What is it about flatpaks that bothers you? I am curious. My experience with them is good, except that are sometimes slower to launch.
For certain low level applications, flathab may not work but for most cases, flathub is fine.
The second scenario is for something not even in flathub but is available in the aur which is signal desktop beta. The other day I installed this by typing
paru signaland scrolled up and found signal desktop beta right there and pressed the appropriate number to install. This is much more efficient to install. If I were on my friend’s linux mint computer I would have to find the github and follow instructions to manually add the package.I am comfortable doing both methods but my point is that users generally want the lowest resistance to new technology. Linux is supposed to be efficient and easy to use not having to look up guides when the Windows way is downloading and running a simple .exe.

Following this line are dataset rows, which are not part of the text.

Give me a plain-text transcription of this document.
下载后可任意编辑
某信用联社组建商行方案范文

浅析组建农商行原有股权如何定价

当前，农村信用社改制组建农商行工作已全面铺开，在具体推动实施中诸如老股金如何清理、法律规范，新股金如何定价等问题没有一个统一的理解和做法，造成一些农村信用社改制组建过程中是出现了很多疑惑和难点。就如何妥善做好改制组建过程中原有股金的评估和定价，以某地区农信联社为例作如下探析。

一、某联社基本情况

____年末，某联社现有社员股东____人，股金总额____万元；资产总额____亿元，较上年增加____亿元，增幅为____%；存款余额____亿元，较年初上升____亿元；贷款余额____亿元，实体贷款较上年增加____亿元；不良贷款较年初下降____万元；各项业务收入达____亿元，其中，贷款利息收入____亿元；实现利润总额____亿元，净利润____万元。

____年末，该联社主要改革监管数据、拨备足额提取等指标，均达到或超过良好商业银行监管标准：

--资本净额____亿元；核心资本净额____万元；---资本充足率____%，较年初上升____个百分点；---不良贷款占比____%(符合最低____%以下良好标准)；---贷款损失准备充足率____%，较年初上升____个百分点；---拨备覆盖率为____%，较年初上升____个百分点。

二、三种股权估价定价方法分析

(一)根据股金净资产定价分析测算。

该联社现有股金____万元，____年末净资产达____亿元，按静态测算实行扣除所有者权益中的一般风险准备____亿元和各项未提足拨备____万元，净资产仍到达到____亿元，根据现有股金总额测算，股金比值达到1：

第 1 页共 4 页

Yeah, slow app launch for one thing. Lack of DE integration for another. Flatpak apps are so completely foreign elements in the distros I’ve used that I have no inclination to use them.
And the few times I’ve had to use on, it’s so bloated with redundant dependencies. I understand that flatpak apps will share dependencies within their ecosystem(?) but since they’re the exception to the rule on my system it never becomes a benefit.
Besides, as is OP’s point — I have the entirety of the AUR at my fingertips. Why would I bother with anything else?